魚島どきには、女子衆(おなごし)さんや丁稚(でっち)さんが、鯛の入った魚箱(さかなばこ)や魚籠(さかなかご)をさげ、町を行く姿がよく見られたということです。

今回のシリーズの最初、1月のところで、船場の文化はある面では道具の文化であったと述べました。道具の文化ということは、その道具を使ってのおつきあいの文化であったとも言えます。八十八夜(今年は5月2日)をピークとして、その前後に桜鯛をやりとりする魚島の風習は、船場のおつきあい文化の一つの典型と言えるでしょう。
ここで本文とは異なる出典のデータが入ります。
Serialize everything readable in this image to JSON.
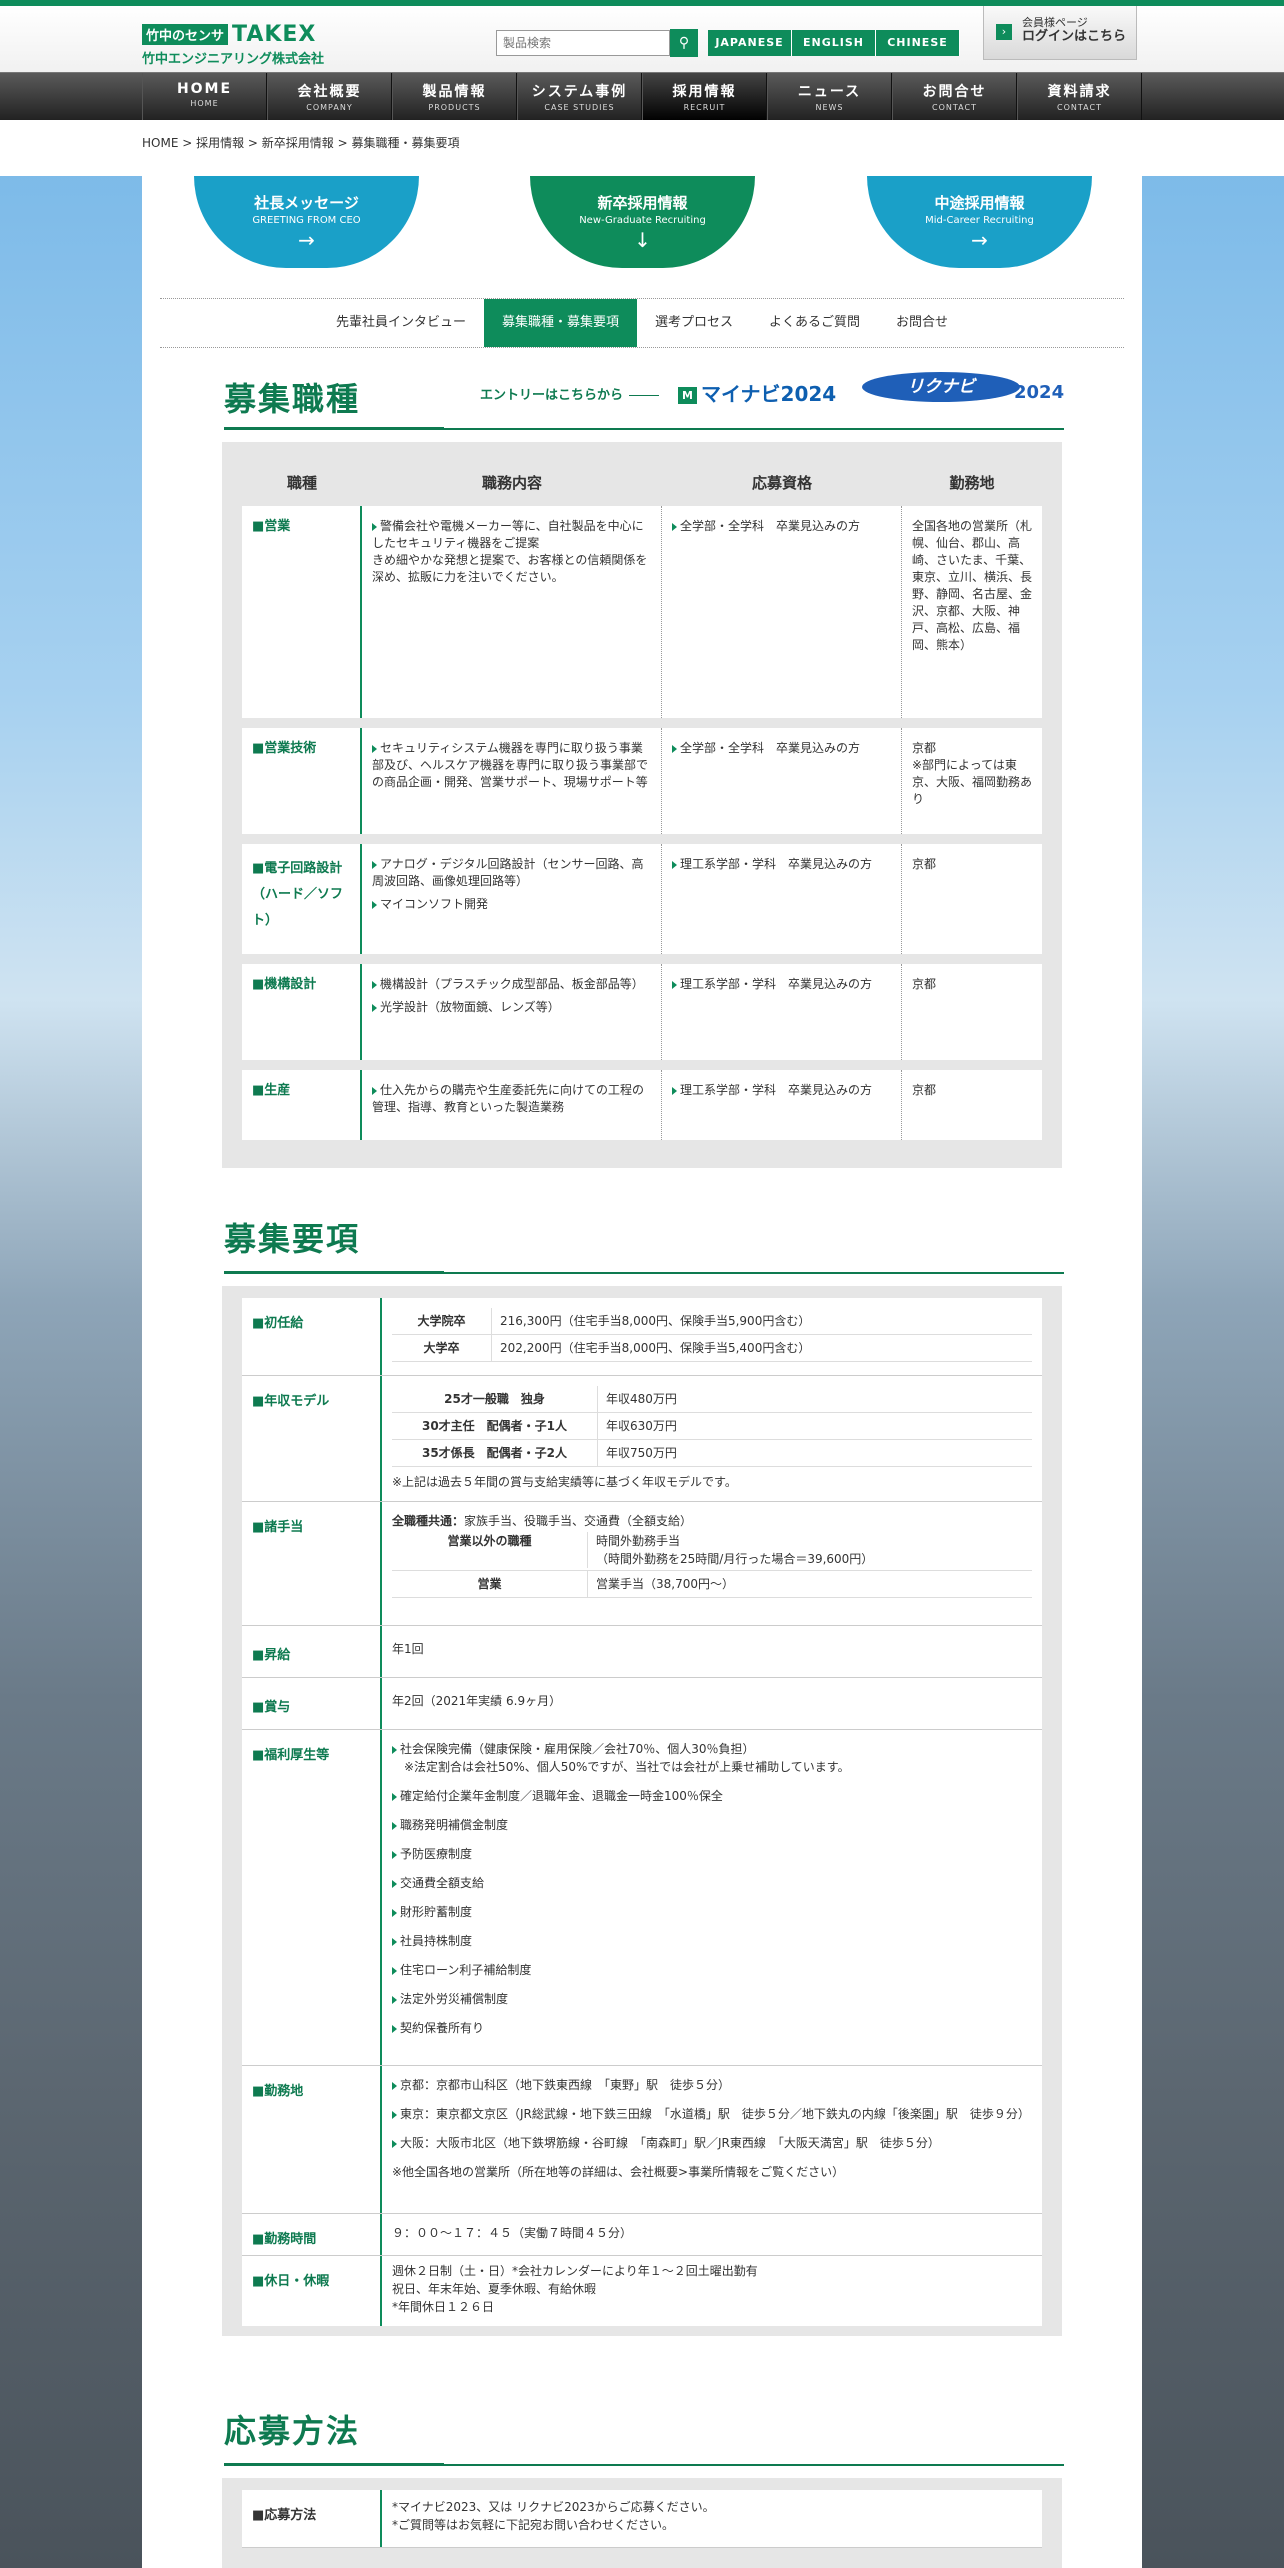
{
  "header": {
    "logo_badge": "竹中のセンサ",
    "logo_brand": "TAKEX",
    "company": "竹中エンジニアリング株式会社",
    "search_placeholder": "製品検索",
    "langs": [
      "JAPANESE",
      "ENGLISH",
      "CHINESE"
    ],
    "member_line1": "会員様ページ",
    "member_line2": "ログインはこちら"
  },
  "nav": [
    {
      "jp": "HOME",
      "en": "HOME"
    },
    {
      "jp": "会社概要",
      "en": "COMPANY"
    },
    {
      "jp": "製品情報",
      "en": "PRODUCTS"
    },
    {
      "jp": "システム事例",
      "en": "CASE STUDIES"
    },
    {
      "jp": "採用情報",
      "en": "RECRUIT"
    },
    {
      "jp": "ニュース",
      "en": "NEWS"
    },
    {
      "jp": "お問合せ",
      "en": "CONTACT"
    },
    {
      "jp": "資料請求",
      "en": "CONTACT"
    }
  ],
  "breadcrumb": "HOME > 採用情報 > 新卒採用情報 > 募集職種・募集要項",
  "hero": [
    {
      "title": "社長メッセージ",
      "sub": "GREETING FROM CEO",
      "arrow": "→"
    },
    {
      "title": "新卒採用情報",
      "sub": "New-Graduate Recruiting",
      "arrow": "↓"
    },
    {
      "title": "中途採用情報",
      "sub": "Mid-Career Recruiting",
      "arrow": "→"
    }
  ],
  "subnav": [
    "先輩社員インタビュー",
    "募集職種・募集要項",
    "選考プロセス",
    "よくあるご質問",
    "お問合せ"
  ],
  "jobs": {
    "title": "募集職種",
    "entry": "エントリーはこちらから",
    "mynavi_mark": "M",
    "mynavi": "マイナビ2024",
    "rikunabi": "リクナビ",
    "rikunabi_year": "2024",
    "headers": [
      "職種",
      "職務内容",
      "応募資格",
      "勤務地"
    ],
    "rows": [
      {
        "name": "■営業",
        "duties": [
          "警備会社や電機メーカー等に、自社製品を中心にしたセキュリティ機器をご提案\nきめ細やかな発想と提案で、お客様との信頼関係を深め、拡販に力を注いでください。"
        ],
        "qual": "全学部・全学科　卒業見込みの方",
        "loc": "全国各地の営業所（札幌、仙台、郡山、高崎、さいたま、千葉、東京、立川、横浜、長野、静岡、名古屋、金沢、京都、大阪、神戸、高松、広島、福岡、熊本）"
      },
      {
        "name": "■営業技術",
        "duties": [
          "セキュリティシステム機器を専門に取り扱う事業部及び、ヘルスケア機器を専門に取り扱う事業部での商品企画・開発、営業サポート、現場サポート等"
        ],
        "qual": "全学部・全学科　卒業見込みの方",
        "loc": "京都\n※部門によっては東京、大阪、福岡勤務あり"
      },
      {
        "name": "■電子回路設計（ハード／ソフト）",
        "duties": [
          "アナログ・デジタル回路設計（センサー回路、高周波回路、画像処理回路等）",
          "マイコンソフト開発"
        ],
        "qual": "理工系学部・学科　卒業見込みの方",
        "loc": "京都"
      },
      {
        "name": "■機構設計",
        "duties": [
          "機構設計（プラスチック成型部品、板金部品等）",
          "光学設計（放物面鏡、レンズ等）"
        ],
        "qual": "理工系学部・学科　卒業見込みの方",
        "loc": "京都"
      },
      {
        "name": "■生産",
        "duties": [
          "仕入先からの購売や生産委託先に向けての工程の管理、指導、教育といった製造業務"
        ],
        "qual": "理工系学部・学科　卒業見込みの方",
        "loc": "京都"
      }
    ]
  },
  "terms": {
    "title": "募集要項",
    "salary_label": "■初任給",
    "salary": [
      {
        "k": "大学院卒",
        "v": "216,300円（住宅手当8,000円、保険手当5,900円含む）"
      },
      {
        "k": "大学卒",
        "v": "202,200円（住宅手当8,000円、保険手当5,400円含む）"
      }
    ],
    "annual_label": "■年収モデル",
    "annual": [
      {
        "k": "25才一般職　独身",
        "v": "年収480万円"
      },
      {
        "k": "30才主任　配偶者・子1人",
        "v": "年収630万円"
      },
      {
        "k": "35才係長　配偶者・子2人",
        "v": "年収750万円"
      }
    ],
    "annual_note": "※上記は過去５年間の賞与支給実績等に基づく年収モデルです。",
    "allow_label": "■諸手当",
    "allow_common_k": "全職種共通：",
    "allow_common_v": "家族手当、役職手当、交通費（全額支給）",
    "allow": [
      {
        "k": "営業以外の職種",
        "v": "時間外勤務手当\n（時間外勤務を25時間/月行った場合＝39,600円）"
      },
      {
        "k": "営業",
        "v": "営業手当（38,700円〜）"
      }
    ],
    "raise_label": "■昇給",
    "raise": "年1回",
    "bonus_label": "■賞与",
    "bonus": "年2回（2021年実績 6.9ヶ月）",
    "welfare_label": "■福利厚生等",
    "welfare": [
      "社会保険完備（健康保険・雇用保険／会社70％、個人30％負担）\n　※法定割合は会社50%、個人50%ですが、当社では会社が上乗せ補助しています。",
      "確定給付企業年金制度／退職年金、退職金一時金100％保全",
      "職務発明補償金制度",
      "予防医療制度",
      "交通費全額支給",
      "財形貯蓄制度",
      "社員持株制度",
      "住宅ローン利子補給制度",
      "法定外労災補償制度",
      "契約保養所有り"
    ],
    "office_label": "■勤務地",
    "office": [
      "京都：京都市山科区（地下鉄東西線　「東野」駅　徒歩５分）",
      "東京：東京都文京区（JR総武線・地下鉄三田線　「水道橋」駅　徒歩５分／地下鉄丸の内線「後楽園」駅　徒歩９分）",
      "大阪：大阪市北区（地下鉄堺筋線・谷町線　「南森町」駅／JR東西線　「大阪天満宮」駅　徒歩５分）"
    ],
    "office_note": "※他全国各地の営業所（所在地等の詳細は、会社概要>事業所情報をご覧ください）",
    "hours_label": "■勤務時間",
    "hours": "９：００〜１７：４５（実働７時間４５分）",
    "holiday_label": "■休日・休暇",
    "holiday": "週休２日制（土・日）*会社カレンダーにより年１〜２回土曜出勤有\n祝日、年末年始、夏季休暇、有給休暇\n*年間休日１２６日"
  },
  "apply": {
    "title": "応募方法",
    "label": "■応募方法",
    "value": "*マイナビ2023、又は リクナビ2023からご応募ください。\n*ご質問等はお気軽に下記宛お問い合わせください。"
  }
}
大阪の町は西に大阪湾をひかえ、その続きに瀬戸内海があり、海の幸は実に豊かです。鮮魚は雑喉場魚市場へどっと運びこまれます。雑喉場魚市場は、江戸時代初期から昭和6年に大阪市中央卸売市場が開設されるまで続いた、大阪の町の台所を支えた鮮魚市場です。

水落家では、魚島の風習が船場でもあまり行われなくなった昭和初期でもさかんに鯛のやりとりをされたということです。水落家では雑喉場の井上一統(本家:井上徳兵衛家)の店に頼んでおき、いい鯛が手に入ると松を敷いた魚箱に入れ、男衆(おとこし)さんに親せきや知人宅へとどけさせました。この時期には、競い合いになり、各お家(うち)で、「ええ鯛、ええ鯛 」と求めたとか。水落家へ毎日のように到来する魚島の鯛は、出入りの魚屋「魚留」で料理をしてもらい賞味されたそうです。
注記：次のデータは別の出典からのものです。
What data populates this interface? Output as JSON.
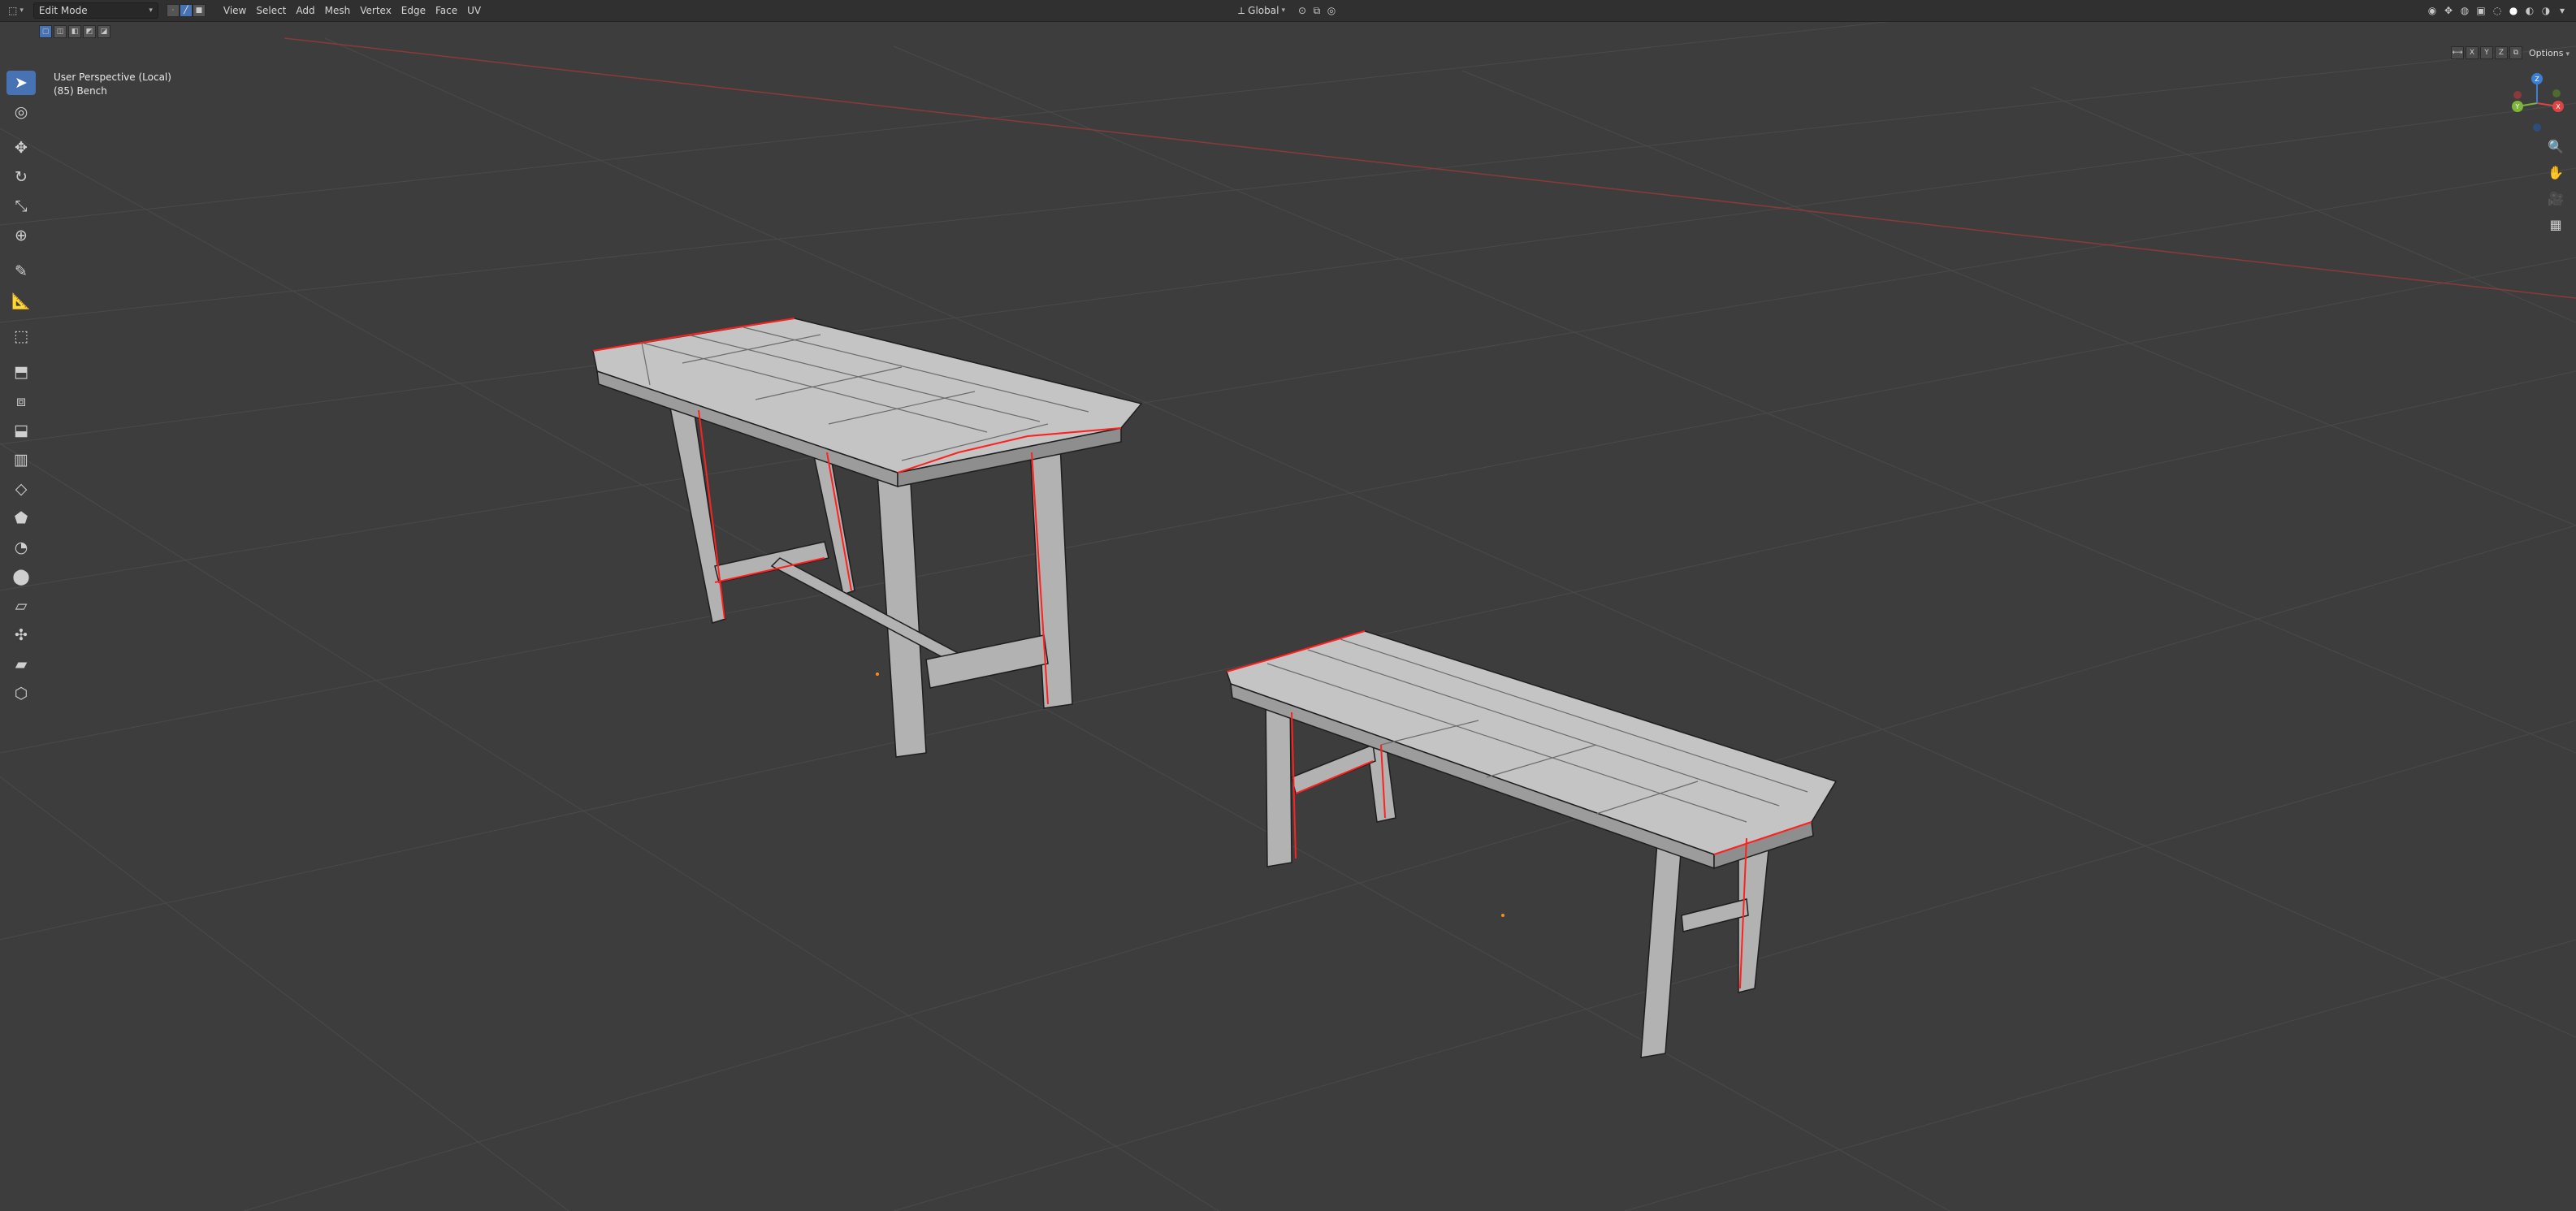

万事始末の船場では、鯛のしゅんに魚の王者の味を思う存分味わったのでしょう。魚島どきには、年に一度だけ、丁稚さんに至るまで鯛を食べさせてもらったとか、職人たちが何人か寄り集まって鯛を一尾求め、仕事を休んでまで魚島気分を味わって楽しんだという話が『上方』77号に出ています。

また、同じ号に箏曲家藤田斗南氏が「箏曲家の間にも師匠に対するお勤めの一つとして、寒中見舞・中元土用見舞・年始め・お歳暮とともに弟子はめいめい魚島時季には鯛を持参しますし、お素人の稽古先からも贈ったもので、魚島ごろは大きな師匠の家では大きな鯛が毎日重なって持込まれるので、毎日鯛のさしみ、塩焼き、目玉の吸物、あらだきと、鯛の御馳走攻めになって弱るほどでした。あんまりダブる日は出入の魚屋にそのままあづけて、魚島過ぎてから他の魚に換へてもらったりするほどでした。」と記しています。

鯛料る春の灯や臺所 露石

これは俳人水落露石が魚島の鯛を詠んだ句ですが、露石とは水落静さんの夫君である九代目水落庄兵衛さんの父上、八代目水落庄兵衛さんの俳号です。露石さん は、正岡子規が提唱した新俳句運動に共鳴し、子規と親交を結び、子規から「俳諧の西の奉行」と称えられたほどの明治大正期大阪を代表する俳人であり、あらゆる教養を身につけた船場の旦那衆でした。